The plan comes as the result of the findings of a nuclear “ethics commission” established by Merkel in the wake of the Fukushima disaster. Opposition parties and some business leaders like Sigmar Gabriel of the Social Democrats and Daimler CEO Dieter Zetsche initially expressed skepticism as to whether or not the German economy will be able to handle such a change.
The envy of Europe, it is understandable that German industry leaders are concerned about such a drastic shift. However, the Federation of German Industry came out in favor of the plan, although fears persist about the possibility of damaging power outages, and the costs that building a new energy system would have on manufacturing efficiency and production.
The public seems very much in favor of the shutdowns; in the days proceeding the government’s announcement massive demonstrations against nuclear power were held in 20 German cities.
Indeed, Germany’s decision could very well mark the beginning of a European “nuclear summer” as Scottish Nationalist MSPs cited Germany’s actions as further encouragement to switch all of Scotland’s energy to renewable sources within ten years, a more drastic measure than even Germany’s; Merkel’s plan keeps one reactor on “standby.” Scottish Conservatives criticized the plan, saying that complete dependence on renewable energy was extreme recklessness and could result in Scotland having to buy power from England.

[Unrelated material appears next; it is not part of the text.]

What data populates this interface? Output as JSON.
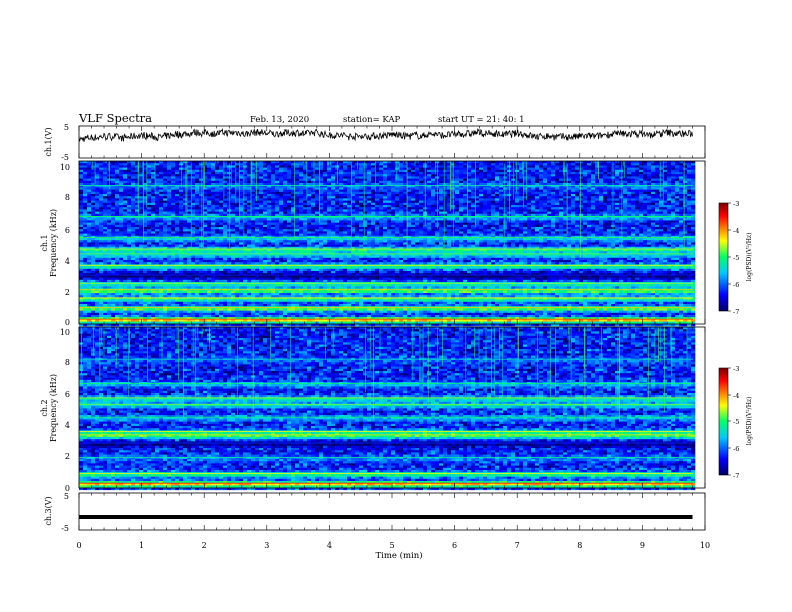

Even the Chinese, who are in the process of building 27 new nuclear reactors to initiate a lengthy regulatory approvals process, substantially slowing down construction of the reactors, which account for 44 percent of new reactors globally.
The French are also becoming nervous. Last year, Germany exported energy to France, while this year, since the discontinuation of its reactors, Germany’s energy imports from France increased by nearly 50 percent.

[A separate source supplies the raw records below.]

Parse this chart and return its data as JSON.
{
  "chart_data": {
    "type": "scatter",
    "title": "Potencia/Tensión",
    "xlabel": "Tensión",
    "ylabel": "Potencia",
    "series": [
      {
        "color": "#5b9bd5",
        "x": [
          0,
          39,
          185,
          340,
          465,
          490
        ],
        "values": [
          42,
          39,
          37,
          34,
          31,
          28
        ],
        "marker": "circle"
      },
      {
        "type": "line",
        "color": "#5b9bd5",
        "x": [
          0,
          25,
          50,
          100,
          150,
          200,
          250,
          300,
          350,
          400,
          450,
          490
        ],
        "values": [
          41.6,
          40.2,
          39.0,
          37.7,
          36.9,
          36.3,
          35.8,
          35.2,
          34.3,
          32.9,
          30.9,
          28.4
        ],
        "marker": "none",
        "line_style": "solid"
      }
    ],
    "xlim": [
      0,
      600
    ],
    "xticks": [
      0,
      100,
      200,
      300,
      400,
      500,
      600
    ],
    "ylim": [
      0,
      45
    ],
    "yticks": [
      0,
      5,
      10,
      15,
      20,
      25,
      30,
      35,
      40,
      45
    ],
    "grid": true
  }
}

Operating 58 plants of its own, France has nonetheless often imported German power during a drought, when hydroelectric power yields are lacking. French officials predict future difficulties in maintaining the delicate power balance now with Germany out of the gameIf Germany removes itself from the nuclear realm, it must seek an energy increase elsewhere; Chancellor Merkel has made it clear that a shift to other renewable sources is imminent.
Reuters reported that the coalition behind the plan is “sensitive to accusations it increases dependence on highly polluting brown coal and said it planned to cut power use by 10 percent by 2020 and further expand the use of renewables such as wind and solar power.”

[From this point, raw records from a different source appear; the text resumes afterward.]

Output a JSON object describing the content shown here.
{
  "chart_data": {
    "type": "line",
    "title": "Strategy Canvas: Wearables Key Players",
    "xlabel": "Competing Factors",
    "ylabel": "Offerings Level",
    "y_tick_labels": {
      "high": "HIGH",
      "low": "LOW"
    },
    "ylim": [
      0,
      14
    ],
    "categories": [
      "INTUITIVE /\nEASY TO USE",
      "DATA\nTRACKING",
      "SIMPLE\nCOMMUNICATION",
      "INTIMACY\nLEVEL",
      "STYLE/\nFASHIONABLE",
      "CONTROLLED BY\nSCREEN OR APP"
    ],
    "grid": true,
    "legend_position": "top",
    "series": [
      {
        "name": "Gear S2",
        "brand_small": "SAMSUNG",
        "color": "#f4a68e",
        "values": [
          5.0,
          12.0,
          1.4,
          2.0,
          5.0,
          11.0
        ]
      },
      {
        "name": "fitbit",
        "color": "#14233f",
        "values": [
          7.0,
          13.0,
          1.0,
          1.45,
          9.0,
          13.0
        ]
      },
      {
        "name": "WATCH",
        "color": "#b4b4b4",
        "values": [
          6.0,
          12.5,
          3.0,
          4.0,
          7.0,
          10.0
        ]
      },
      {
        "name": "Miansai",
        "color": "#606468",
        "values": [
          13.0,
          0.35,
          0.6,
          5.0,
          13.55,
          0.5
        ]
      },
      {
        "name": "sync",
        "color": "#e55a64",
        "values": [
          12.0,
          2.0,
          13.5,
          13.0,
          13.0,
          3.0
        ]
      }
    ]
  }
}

The irony becomes clear. Chancellor Merkel and her allies, reacting to the Fukushima Daiichi incident, one that was riddled with regulatory issues and inadequate back-up systems, responded with the shutdown of a nuclear framework that is among the best in the world.
Economically, Merkel’s plan shows very little regard for the fragile economic health of Europe and socially, disregards the energy needs of German citizens with talk of highly expensive, highly inefficient energy sources like wind and solar power.
It is in Europe’s best interest, and indeed an advantage to the world, that Germany remain the cornerstone of European economic health. A reactionary and reckless switch to a non-nuclear energy system not only puts Germany and the world at risk, but sets a dangerous precedent for the rest of Europe.